The narrative that the pandemic began in early 2020 is particularly grim, describing February as a “lost month.” He questions why Johnson failed to chair a single meeting of the Cobra emergency committee that month, and also notes that the response to Covid essentially stalled during the half term week.
While he acknowledges that the decision to impose a lockdown was unprecedented and extremely difficult, he says taking other measures to curb the spread of the virus could have meant it could have been avoided sooner, or at least lasted shorter.
The inquiry authors say that if a lockdown had been imposed on March 16, a week before it happened, modeling showed it could have almost halved the number of deaths in the first wave of the virus in England, meaning 23,000 lives could have been saved.
Perhaps the harshest criticism was directed at Johnson and his team, especially No. Although directed at his then adviser Dominic Cummings, described in 10 as central to the “culture of fear”, the report also takes aim at the three devolved governments and others central to the process, such as scientific advisers.
“The investigation concludes that the response of the four governments was repeatedly ‘too little, too late’,” the report said.

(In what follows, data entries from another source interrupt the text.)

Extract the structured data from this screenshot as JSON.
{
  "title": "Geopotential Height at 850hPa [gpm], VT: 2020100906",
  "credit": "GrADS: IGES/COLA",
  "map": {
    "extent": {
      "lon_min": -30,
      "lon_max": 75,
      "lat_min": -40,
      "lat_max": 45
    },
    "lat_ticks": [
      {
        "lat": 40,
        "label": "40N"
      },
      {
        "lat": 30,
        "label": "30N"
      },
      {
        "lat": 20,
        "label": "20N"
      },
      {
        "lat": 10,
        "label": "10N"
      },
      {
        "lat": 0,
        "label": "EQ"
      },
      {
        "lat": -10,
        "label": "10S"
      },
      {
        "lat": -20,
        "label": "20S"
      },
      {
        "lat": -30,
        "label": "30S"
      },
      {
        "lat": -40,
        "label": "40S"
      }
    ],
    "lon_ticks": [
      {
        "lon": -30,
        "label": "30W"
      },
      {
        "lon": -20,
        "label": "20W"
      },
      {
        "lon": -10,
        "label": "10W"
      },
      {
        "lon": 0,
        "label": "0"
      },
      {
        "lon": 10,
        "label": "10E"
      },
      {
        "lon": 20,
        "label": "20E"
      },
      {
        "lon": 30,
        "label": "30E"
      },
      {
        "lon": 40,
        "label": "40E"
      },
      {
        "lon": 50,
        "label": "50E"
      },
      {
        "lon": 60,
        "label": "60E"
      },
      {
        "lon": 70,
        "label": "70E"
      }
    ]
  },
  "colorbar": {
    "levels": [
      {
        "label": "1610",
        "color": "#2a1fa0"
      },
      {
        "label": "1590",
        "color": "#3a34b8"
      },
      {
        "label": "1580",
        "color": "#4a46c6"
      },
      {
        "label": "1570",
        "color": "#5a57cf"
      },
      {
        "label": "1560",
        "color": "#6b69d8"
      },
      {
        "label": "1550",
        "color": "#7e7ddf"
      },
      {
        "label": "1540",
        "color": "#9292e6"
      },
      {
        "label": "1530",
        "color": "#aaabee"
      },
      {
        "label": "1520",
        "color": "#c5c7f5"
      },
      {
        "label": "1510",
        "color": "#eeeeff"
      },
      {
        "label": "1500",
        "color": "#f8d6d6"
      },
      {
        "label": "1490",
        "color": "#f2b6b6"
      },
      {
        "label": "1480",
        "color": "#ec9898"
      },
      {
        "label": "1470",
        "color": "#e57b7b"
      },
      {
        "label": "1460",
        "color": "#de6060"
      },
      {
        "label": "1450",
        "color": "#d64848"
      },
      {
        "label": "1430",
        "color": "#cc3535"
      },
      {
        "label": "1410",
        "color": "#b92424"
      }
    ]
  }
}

“Failure to appreciate the scale of the threat or the urgency of the response it demanded meant that when the possibility of forced isolation was first considered, it was too late and lockdown became inevitable.”
The report notes that many of the same mistakes – reacting too slowly and underestimating the speed and impact of Covid’s spread – were repeated in late 2020, when restrictions were lifted and then belatedly reimposed in the face of new infectious variants, describing it as “inexcusable”.

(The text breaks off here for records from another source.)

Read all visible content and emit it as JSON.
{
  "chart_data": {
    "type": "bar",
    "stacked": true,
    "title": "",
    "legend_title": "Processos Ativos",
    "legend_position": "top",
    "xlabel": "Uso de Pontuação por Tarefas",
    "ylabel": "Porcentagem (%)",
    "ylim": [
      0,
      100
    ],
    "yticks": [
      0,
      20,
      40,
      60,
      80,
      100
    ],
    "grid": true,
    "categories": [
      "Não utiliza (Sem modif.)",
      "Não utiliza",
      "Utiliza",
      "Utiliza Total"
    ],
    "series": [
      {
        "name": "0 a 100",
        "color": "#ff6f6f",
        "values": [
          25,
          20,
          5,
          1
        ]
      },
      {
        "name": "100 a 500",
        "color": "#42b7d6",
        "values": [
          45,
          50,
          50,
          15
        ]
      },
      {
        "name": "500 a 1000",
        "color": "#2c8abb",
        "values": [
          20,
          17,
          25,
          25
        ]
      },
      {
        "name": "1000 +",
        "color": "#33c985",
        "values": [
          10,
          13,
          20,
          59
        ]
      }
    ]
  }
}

The first volume of the report gives a chronology of the crisis from the beginning of 2020 to the eventual lifting of restrictions, pointing to a consistent picture of inaction despite growing evidence of a new virus spreading around the world and capable of being transmitted between people.
Events such as the early Covid crisis in Italy “should have spurred urgent planning in the four countries,” the report said, adding: “Instead, governments did not take the outbreak seriously enough until it was too late. February 2020 was a lost month.”

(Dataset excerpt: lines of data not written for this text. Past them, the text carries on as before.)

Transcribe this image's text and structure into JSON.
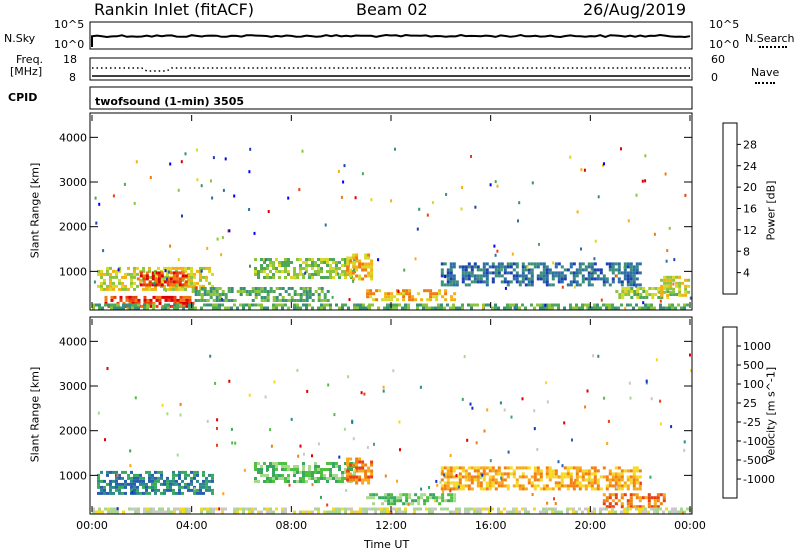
{
  "header": {
    "station": "Rankin Inlet (fitACF)",
    "beam": "Beam 02",
    "date": "26/Aug/2019"
  },
  "strips": {
    "nsky_label": "N.Sky",
    "nsky_ticks": [
      "10^5",
      "10^0"
    ],
    "nsearch_label": "N.Search",
    "nsearch_ticks": [
      "10^5",
      "10^0"
    ],
    "freq_label_1": "Freq.",
    "freq_label_2": "[MHz]",
    "freq_ticks": [
      "18",
      "8"
    ],
    "nave_label": "Nave",
    "nave_ticks": [
      "60",
      "0"
    ],
    "cpid_label": "CPID",
    "cpid_text": "twofsound (1-min) 3505"
  },
  "chart_data": [
    {
      "type": "heatmap",
      "ylabel": "Slant Range [km]",
      "xlabel": "Time UT",
      "x_ticks": [
        "00:00",
        "04:00",
        "08:00",
        "12:00",
        "16:00",
        "20:00",
        "00:00"
      ],
      "y_ticks": [
        "1000",
        "2000",
        "3000",
        "4000"
      ],
      "colorbar": {
        "label": "Power [dB]",
        "ticks": [
          "4",
          "8",
          "12",
          "16",
          "20",
          "24",
          "28"
        ],
        "colors": [
          "#0000ff",
          "#1f3fb0",
          "#2c6fa5",
          "#3a8f7a",
          "#4fa85a",
          "#8cc43c",
          "#d8d828",
          "#f6b012",
          "#f07a10",
          "#e84010",
          "#e00000"
        ]
      },
      "regions": [
        {
          "t": [
            0.2,
            4.8
          ],
          "r": [
            600,
            1100
          ],
          "level": 6
        },
        {
          "t": [
            1.8,
            3.8
          ],
          "r": [
            700,
            1000
          ],
          "level": 9
        },
        {
          "t": [
            6.5,
            10.5
          ],
          "r": [
            850,
            1300
          ],
          "level": 5
        },
        {
          "t": [
            10.2,
            11.2
          ],
          "r": [
            800,
            1400
          ],
          "level": 7
        },
        {
          "t": [
            11.0,
            14.5
          ],
          "r": [
            350,
            600
          ],
          "level": 7
        },
        {
          "t": [
            4.0,
            9.5
          ],
          "r": [
            350,
            650
          ],
          "level": 4
        },
        {
          "t": [
            0.5,
            4.0
          ],
          "r": [
            230,
            450
          ],
          "level": 9
        },
        {
          "t": [
            14.0,
            22.0
          ],
          "r": [
            700,
            1200
          ],
          "level": 2
        },
        {
          "t": [
            21.0,
            23.5
          ],
          "r": [
            400,
            650
          ],
          "level": 5
        },
        {
          "t": [
            22.8,
            24.0
          ],
          "r": [
            450,
            900
          ],
          "level": 6
        },
        {
          "t": [
            0.0,
            24.0
          ],
          "r": [
            180,
            280
          ],
          "level": 4
        }
      ]
    },
    {
      "type": "heatmap",
      "ylabel": "Slant Range [km]",
      "xlabel": "Time UT",
      "x_ticks": [
        "00:00",
        "04:00",
        "08:00",
        "12:00",
        "16:00",
        "20:00",
        "00:00"
      ],
      "y_ticks": [
        "1000",
        "2000",
        "3000",
        "4000"
      ],
      "colorbar": {
        "label": "Velocity [m s^-1]",
        "ticks": [
          "1000",
          "500",
          "100",
          "25",
          "-25",
          "-100",
          "-500",
          "-1000"
        ],
        "colors": [
          "#1030d0",
          "#2860b0",
          "#2e8a8a",
          "#38a860",
          "#50c040",
          "#a8d890",
          "#c8c8c8",
          "#f8d820",
          "#f8a818",
          "#f08010",
          "#e84010",
          "#e00000"
        ]
      },
      "regions": [
        {
          "t": [
            0.2,
            4.8
          ],
          "r": [
            600,
            1100
          ],
          "level": 2
        },
        {
          "t": [
            6.5,
            10.5
          ],
          "r": [
            850,
            1300
          ],
          "level": 4
        },
        {
          "t": [
            10.2,
            11.2
          ],
          "r": [
            800,
            1400
          ],
          "level": 9
        },
        {
          "t": [
            11.0,
            14.5
          ],
          "r": [
            350,
            600
          ],
          "level": 4
        },
        {
          "t": [
            14.0,
            22.0
          ],
          "r": [
            700,
            1200
          ],
          "level": 8
        },
        {
          "t": [
            20.5,
            23.0
          ],
          "r": [
            300,
            600
          ],
          "level": 9
        },
        {
          "t": [
            0.0,
            24.0
          ],
          "r": [
            180,
            280
          ],
          "level": 6
        }
      ]
    }
  ]
}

The authors say that while there is nothing to mandate that Cobra will always be led by a Prime Minister, it is “surprising” that Johnson did not do so before March.
“Mr Johnson should have realized earlier that this was an emergency requiring the prime ministerial leadership to add urgency to the response,” concluded the inquiry, chaired by retired judge and disparate judge Heather Hallett.
This was partly explained by the fact that the Prime Minister “acted according to his own optimistic disposition” and accepted assurances that everything necessary was being done. Most of these assurances came from health secretary Matt Hancock, who was described in the report as having a reputation for “over-promising and under-delivering”.
The report says Johnson spent the entire week during the February half-term at the government’s retreat in Chevening, adding: “He does not appear to have been informed in any way or significantly about Covid-19 and was not given any daily updates.”
The report states that as of the second week of March, the situation was “some distance from disaster”, with no proper plan in place, no testing and therefore no understanding of how far the virus had spread.
But the lockdown has still been delayed, partly due to warnings from scientific advisers Chris Whitty and Patrick Vallance about the possibility of “behavioral fatigue”, meaning people will only comply for a while. This concept “has no basis in behavioral science and has proven counterproductive given the imperative to act more decisively and sooner,” the report said.
The report says mistakes were repeated even after the lockdown was imposed on March 23, including what it called an “unwise” exit from restrictions that summer, partly at the urging of then-chancellor Rishi Sunak.
As a second wave swept across the UK, a new lockdown was delayed again, with all four UK governments saying restrictions could be relaxed over Christmas, giving people “false hope” as the report puts it.
The second volume of the report takes a thematic approach; Failures in expert advice, public communication and its impact on vulnerable groups are discussed in detail.
Along with the recommendation, the investigation warns that this is occasionally hampered by the somewhat ad hoc nature of the Sage system, while the quality of economic modeling appears to be quite poor.
Regarding communication, while the initial “stay at home” advice was easy to follow, subsequent restrictions, especially localized ones, were noted to be quite difficult to understand.